With rumours of Orr being ready to retire running rampant a couple of seasons ago, and talk of the Pan Am Games in Toronto and Premier 12 in Taiwan with Team Canada marking the end of his 15-year professional playing career, it was that stint with the national squad in 2015 that sparked his interest in perhaps staying on the field. 

Hoping for an opportunity with an organization at the beginning of last season, Orr lacked viable options and instead left his playing days behind for some time with his family at home, also working with the Canadian Junior National Team for a trip in the spring. Though he didn’t secure a spot, the tour just months earlier with the senior squad planted the seed for him to join this team in Florida ahead of his fourth Classic. 

“It had more to do with opportunity,” Orr said. “I was 37 years old and I’d been in Triple-A for two years, so I knew the odds of getting back to the big leagues weren’t very good. To be honest, the opportunities weren’t really jumping at me. So it was a good time to be done, with having my young kids at home, and in the back of my mind I knew I was still getting ready for this.” 

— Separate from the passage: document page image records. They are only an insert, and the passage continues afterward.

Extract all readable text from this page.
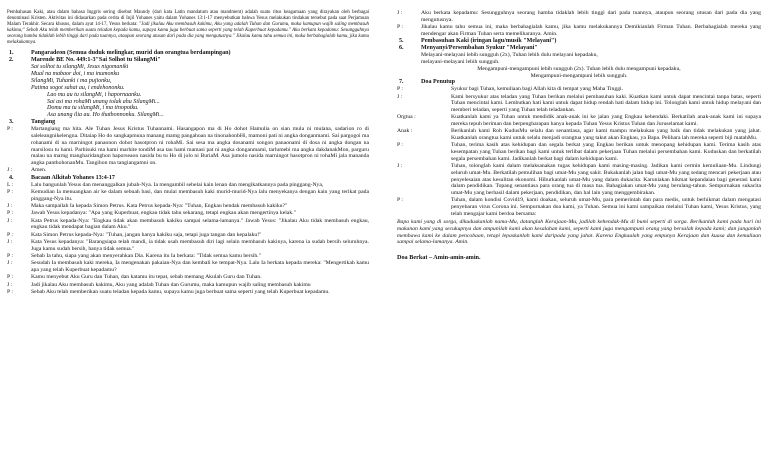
Pembahasan Kaki, atau dalam bahasa Inggris sering disebut Maundy (dari kata Latin mandatum atau mandment) adalah suatu ritus keagamaan yang dirayakan oleh berbagai denominasi Kristen. Aktivitas ini didasarkan pada cerita di Injil Yohanes yaitu dalam Yohanes 13:1-17 menyebutkan bahwa Yesus melakukan tindakan tersebut pada saat Perjamuan Malam Terakhir. Secara khusus, dalam ayat 14-17, Yesus berkata: "Jadi jikalau Aku membasuh kakimu, Aku yang adalah Tuhan dan Gurumu, maka kamupun wajib saling membasuh kakimu;" Sebab Aku telah memberikan suatu teladan kepada kamu, supaya kamu juga berbuat sama seperti yang telah Kuperbuat kepadamu." Aku berkata kepadamu: Sesungguhnya seorang hamba tidaklah lebih tinggi dari pada tuannya, ataupun seorang utusan dari pada dia yang mengutusnya." Jikalau kamu tahu semua ini, maka berbahagialah kamu, jika kamu melakukannya.

1.	Pangaradeon (Semua duduk melingkar, murid dan orangtua berdampingan)
2.	Marende BE No. 449:1-3"Sai Solhot tu SilangMi"

Sai solhot tu silangMi, Jesus nigomaniki

Mual na mabaor doi, i ma inumonku

SilangMi, Tuhanki i ma pujionku,

Patima sogot sahat au, i endehononku.

Lao mu au tu silangMi, i hapornaanku.

Sai asi ma rohaMi unang tolak ahu SilangMi...

Domu ma tu silangMi, i ma tinopotku.

Asa unang ilia au. Ho thathonnonku. SilangMi...

3.	Tangiang
P :	Martangiang ma hita. Ale Tuhan Jesus Kristus Tuhannami. Hasangapon ma di Ho dohot Hamulia on sian mula ni mulana, sadarion ro di saleleangnikelengna. Ditaiap Ho do sangkapmuna manang mamg pangahoan na tinonahonbHi, mamoni pati ni angka donganmami. Sai pargogoi ma rohanami di na marningot panaonon dohot hasotpron ni rohaMi. Sai sesa ma angka dosanami songon panaonami di dosa ni angka dongan na marsilosu tu hami. Parbisuki ma hami marhite tondiM asa tau hami mamasi pat ni angka donganmami, tarlumebi ma angka dakdanakMon, parguru malau na marng mangharidanghon haporseaon nasida bu tu Ho di jolo ni BuriaM. Asa jumolo nasida marningot hasotpron ni rohaMi jala mananda angka panthohonanMu. Tangihon ma tangiangamni on.
J :	Amen.
4.	Bacaan Alkitab Yohanes 13:4-17
L :	Lalu bangunlah Yesus dan menanggalkan jubah-Nya. Ia mengambil sehelai kain lenan dan mengikatkannya pada pinggang-Nya,
P :	Kemudian Ia menuangkan air ke dalam sebuah basi, dan mulai membasuh kaki murid-murid-Nya lalu menyekanya dengan kain yang terikat pada pinggang-Nya itu.
J :	Maka sampailah Ia kepada Simon Petrus. Kata Petrus kepada-Nya: "Tuhan, Engkau hendak membasuh kakiku?"
P :	Jawab Yesus kepadanya: "Apa yang Kuperbuat, engkau tidak tahu sekarang, tetapi engkau akan mengertinya kelak."
J :	Kata Petrus kepada-Nya: "Engkau tidak akan membasuh kakiku sampai selama-lamanya." Jawab Yesus: "Jikalau Aku tidak membasuh engkau, engkau tidak mendapat bagian dalam Aku."
P :	Kata Simon Petrus kepada-Nya: "Tuhan, jangan hanya kakiku saja, tetapi juga tangan dan kepalaku!"
J :	Kata Yesus kepadanya: "Barangsiapa telah mandi, ia tidak usah membasuh diri lagi selain membasuh kakinya, karena ia sudah bersih seluruhnya. Juga kamu sudah bersih, hanya tidak semua."
P :	Sebab Ia tahu, siapa yang akan menyerahkan Dia. Karena itu Ia berkata: "Tidak semua kamu bersih."
J :	Sesudah Ia membasuh kaki mereka, Ia mengenakan pakaian-Nya dan kembali ke tempat-Nya. Lalu Ia berkata kepada mereka: "Mengertikah kamu apa yang telah Kuperbuat kepadamu?
P :	Kamu menyebut Aku Guru dan Tuhan, dan katamu itu tepat, sebab memang Akulah Guru dan Tuhan.
J :	Jadi jikalau Aku membasuh kakimu, Aku yang adalah Tuhan dan Gurumu, maka kamupun wajib saling membasuh kakimu
P :	Sebab Aku telah memberikan suatu teladan kepada kamu, supaya kamu juga berbuat sama seperti yang telah Kuperbuat kepadamu.
J :	Aku berkata kepadamu: Sesungguhnya seorang hamba tidaklah lebih tinggi dari pada tuannya, ataupun seorang utusan dari pada dia yang mengutusnya.
P :	Jikalau kamu tahu semua ini, maka berbahagialah kamu, jika kamu melakukannya Demikianlah Firman Tuhan. Berbahagialah mereka yang mendengar akan Firman Tuhan serta memeliharanya. Amin.
5.	Pembasuhan Kaki (iringan lagu/musik "Melayani")
6.	Menyanyi/Persembahan Syukur "Melayani"

Melayani-melayani lebih sungguh (2x), Tuhan lebih dulu melayani kepadaku,

melayani-melayani lebih sungguh.

Mengampuni-mengampuni lebih sungguh (2x). Tuhan lebih dulu mengampuni kepadaku,

Mengampuni-mengampuni lebih sungguh.

7.	Doa Penutup
P :	Syukur bagi Tuhan, kemuliaan bagi Allah kita di tempat yang Maha Tinggi.
J :	Kami bersyukur atas teladan yang Tuhan berikan melalui pembasuhan kaki. Kuatkan kami untuk dapat mencintai tanpa batas, seperti Tuhan mencintai kami. Lembutkan hati kami untuk dapat hidup rendah hati dalam hidup ini. Tolonglah kami untuk hidup melayani dan memberi teladan, seperti yang Tuhan telah teladankan.
Orgtua :	Kuatkanlah kami ya Tuhan untuk mendidik anak-anak ini ke jalan yang Engkau kehendaki. Berkatilah anak-anak kami ini supaya mereka tepuh beriman dan berpengharapan hanya kepada Tuhan Yesus Kristus Tuhan dan Juruselamat kami.
Anak :	Berikanlah kami Roh KudusMu selalu dan senantiasa, agar kami mampu melakukan yang baik dan tidak melakukan yang jahat. Kuatkanlah orangtua kami untuk selalu menjadi orangtua yang takut akan Engkau, ya Bapa. Pelihara lah mereka seperti biji matahMu.
P :	Tuhan, terima kasih atas kehidupan dan segala berkat yang Engkau berikan untuk menopang kehidupan kami. Terima kasih atas kesempatan yang Tuhan berikan bagi kami untuk terlibat dalam pekerjaan Tuhan melalui persembahan kami. Kuduskan dan berkatilah segala persembahan kami. Jadikanlah berkat bagi dalam kehidupan kami.
J :	Tuhan, tolonglah kami dalam melaksanakan tugas kehidupan kami masing-masing. Jadikan kami cermin kemuliaan-Mu. Lindungi seluruh umat-Mu. Berkatilah pemulihan bagi umat-Mu yang sakit. Bukakanlah jalan bagi umat-Mu yang sedang mencari pekerjaan atau penyelesaian atas kesulitan ekonomi. Hiburkanlah umat-Mu yang dalam dukacita. Karuniakan hikmat kepandaian bagi generasi kami dalam pendidikan. Topang senantiasa para orang tua di masa tua. Bahagiakan umat-Mu yang berulang-tahun. Sempurnakan sukacita umat-Mu yang berhasil dalam pekerjaan, pendidikan, dan hal lain yang menggembirakan.
P :	Tuhan, dalam kondisi Covid19, kami doakan, seluruh umat-Mu, para pemerintah dan para medis, untuk berhikmat dalam mengatasi penyebaran virus Corona ini. Sempurnakan doa kami, ya Tuhan. Semua ini kami sampaikan melalui Tuhan kami, Yesus Kristus, yang telah mengajar kami berdoa bersama:

Bapa kami yang di sorga, dikuduskanlah nama-Mu, datanglah Kerajaan-Mu, jadilah kehendak-Mu di bumi seperti di sorga. Berikanlah kami pada hari ini makanan kami yang secukupnya dan ampunilah kami akan kesalahan kami, seperti kami juga mengampuni orang yang bersalah kepada kami; dan janganlah membawa kami ke dalam pencobaan, tetapi lepaskanlah kami daripada yang jahat. Karena Engkaulah yang empunya Kerajaan dan kuasa dan kemuliaan sampai selama-lamanya. Amin.

Doa Berkat – Amin-amin-amin.
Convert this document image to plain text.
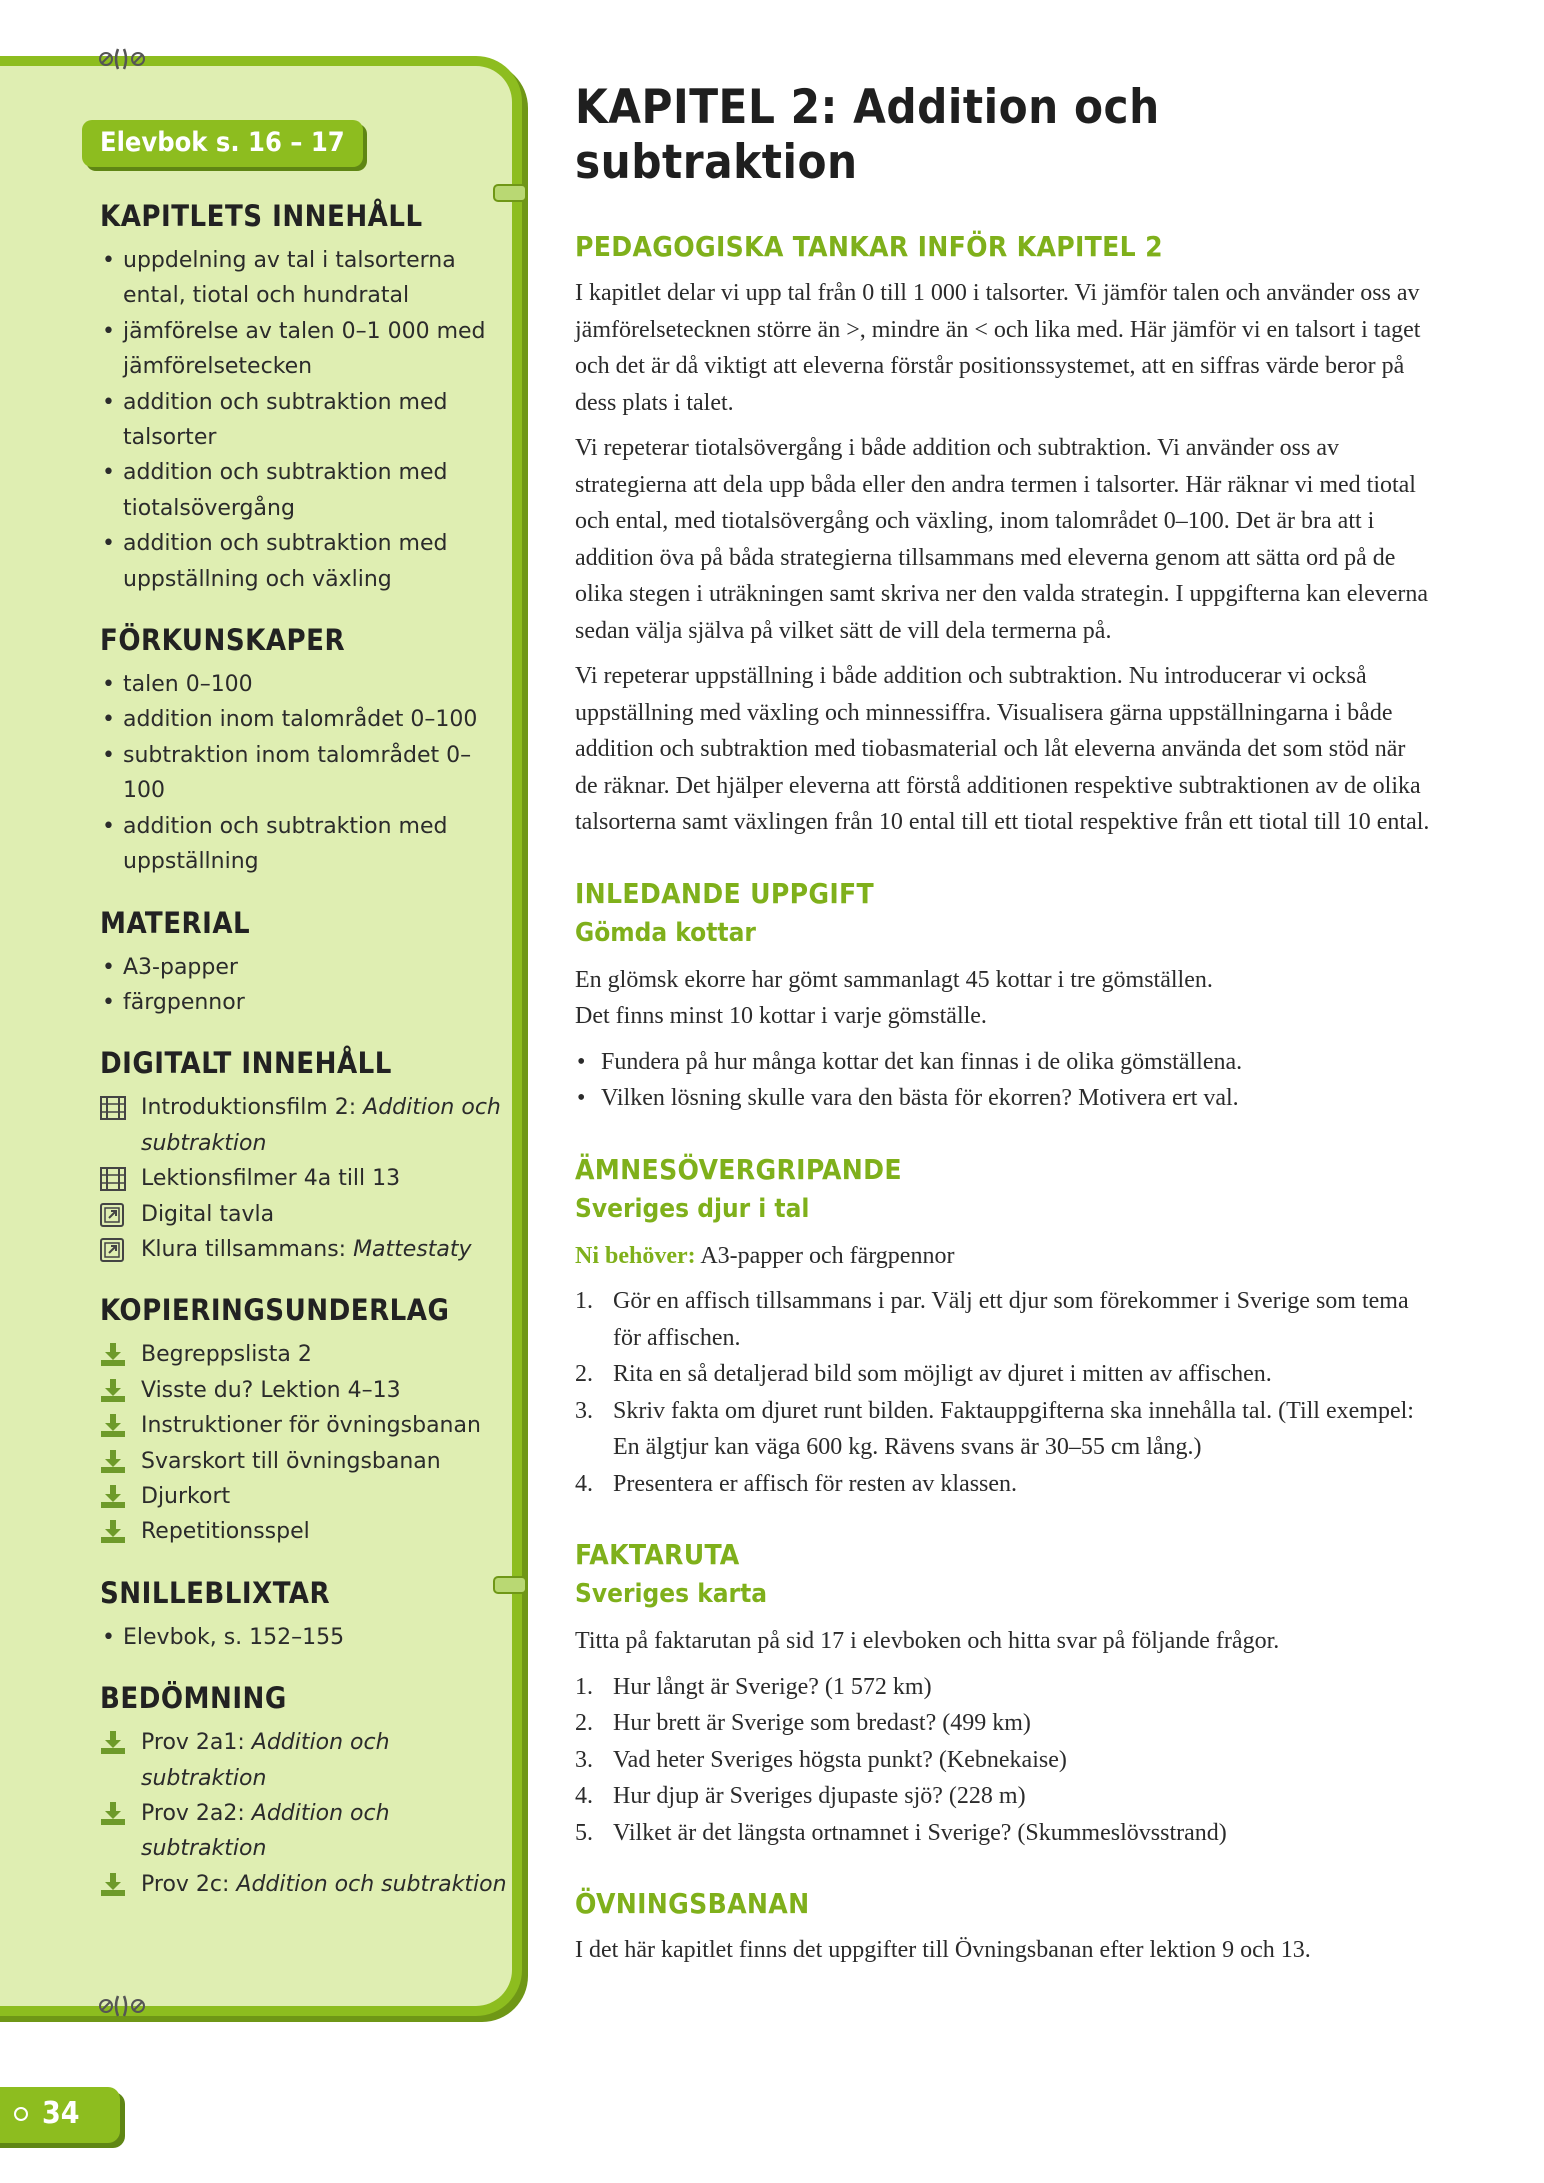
Elevbok s. 16 – 17
KAPITLETS INNEHÅLL
• uppdelning av tal i talsorterna ental, tiotal och hundratal
• jämförelse av talen 0–1 000 med jämförelsetecken
• addition och subtraktion med talsorter
• addition och subtraktion med tiotalsövergång
• addition och subtraktion med uppställning och växling
FÖRKUNSKAPER
• talen 0–100
• addition inom talområdet 0–100
• subtraktion inom talområdet 0–100
• addition och subtraktion med uppställning
MATERIAL
• A3-papper
• färgpennor
DIGITALT INNEHÅLL
Introduktionsfilm 2: Addition och subtraktion
Lektionsfilmer 4a till 13
Digital tavla
Klura tillsammans: Mattestaty
KOPIERINGSUNDERLAG
Begreppslista 2
Visste du? Lektion 4–13
Instruktioner för övningsbanan
Svarskort till övningsbanan
Djurkort
Repetitionsspel
SNILLEBLIXTAR
• Elevbok, s. 152–155
BEDÖMNING
Prov 2a1: Addition och subtraktion
Prov 2a2: Addition och subtraktion
Prov 2c: Addition och subtraktion
KAPITEL 2: Addition och subtraktion
PEDAGOGISKA TANKAR INFÖR KAPITEL 2

I kapitlet delar vi upp tal från 0 till 1 000 i talsorter. Vi jämför talen och använder oss av jämförelsetecknen större än >, mindre än < och lika med. Här jämför vi en talsort i taget och det är då viktigt att eleverna förstår positionssystemet, att en siffras värde beror på dess plats i talet.

Vi repeterar tiotalsövergång i både addition och subtraktion. Vi använder oss av strategierna att dela upp båda eller den andra termen i talsorter. Här räknar vi med tiotal och ental, med tiotalsövergång och växling, inom talområdet 0–100. Det är bra att i addition öva på båda strategierna tillsammans med eleverna genom att sätta ord på de olika stegen i uträkningen samt skriva ner den valda strategin. I uppgifterna kan eleverna sedan välja själva på vilket sätt de vill dela termerna på.

Vi repeterar uppställning i både addition och subtraktion. Nu introducerar vi också uppställning med växling och minnessiffra. Visualisera gärna uppställningarna i både addition och subtraktion med tiobasmaterial och låt eleverna använda det som stöd när de räknar. Det hjälper eleverna att förstå additionen respektive subtraktionen av de olika talsorterna samt växlingen från 10 ental till ett tiotal respektive från ett tiotal till 10 ental.

INLEDANDE UPPGIFT
Gömda kottar
En glömsk ekorre har gömt sammanlagt 45 kottar i tre gömställen.
Det finns minst 10 kottar i varje gömställe.
• Fundera på hur många kottar det kan finnas i de olika gömställena.
• Vilken lösning skulle vara den bästa för ekorren? Motivera ert val.
ÄMNESÖVERGRIPANDE
Sveriges djur i tal

Ni behöver: A3-papper och färgpennor

1. Gör en affisch tillsammans i par. Välj ett djur som förekommer i Sverige som tema för affischen.
2. Rita en så detaljerad bild som möjligt av djuret i mitten av affischen.
3. Skriv fakta om djuret runt bilden. Faktauppgifterna ska innehålla tal. (Till exempel: En älgtjur kan väga 600 kg. Rävens svans är 30–55 cm lång.)
4. Presentera er affisch för resten av klassen.
FAKTARUTA
Sveriges karta

Titta på faktarutan på sid 17 i elevboken och hitta svar på följande frågor.

1. Hur långt är Sverige? (1 572 km)
2. Hur brett är Sverige som bredast? (499 km)
3. Vad heter Sveriges högsta punkt? (Kebnekaise)
4. Hur djup är Sveriges djupaste sjö? (228 m)
5. Vilket är det längsta ortnamnet i Sverige? (Skummeslövsstrand)
ÖVNINGSBANAN

I det här kapitlet finns det uppgifter till Övningsbanan efter lektion 9 och 13.

34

Having enjoyed each of his chances to wear the red-and-white uniform – starting at the senior level with Team Canada in 2001 at the World Cup, playing in the 2003 Olympic qualifier and the 2004 Olympics, representing the country north of the border at all three WBC tournaments prior to the current one, playing in the 2010 World Cup qualifier, participating in the inaugural Premier 12, and winning gold at the Pan Am Games – Orr is excited to end his career on the stage that the WBC provides. 

“These are different than the other international events because of the stage it’s on,” Orr said. “The WBCs are always a little bit different with the largeness of everything, the travel, the situation, the quickness of it. It is similar in the fact that we’re wearing the jersey and that’s all we care about, but the WBCs are just a little bit different. I don’t want to say they’re any more exciting because we put on the jersey and you feel the pride, but there is an extra little bit of excitement to these things.” 

The bigger stage also provides a wider platform for the game north of the border, as well as giving Orr this one last chance to reunite and compete with his teammates in the interest of one common goal.  

“The Canadian national team’s done a lot of things internationally, but I don’t think it gets the attention that it gets that a WBC would get,” he said. “So this is a great event to have some of the baseball in our country get shown on this kind of coverage. 

“No doubt for me the best part about being in all the WBCs is the guys, being with all the Canadian guys on the team and getting to play together with them.”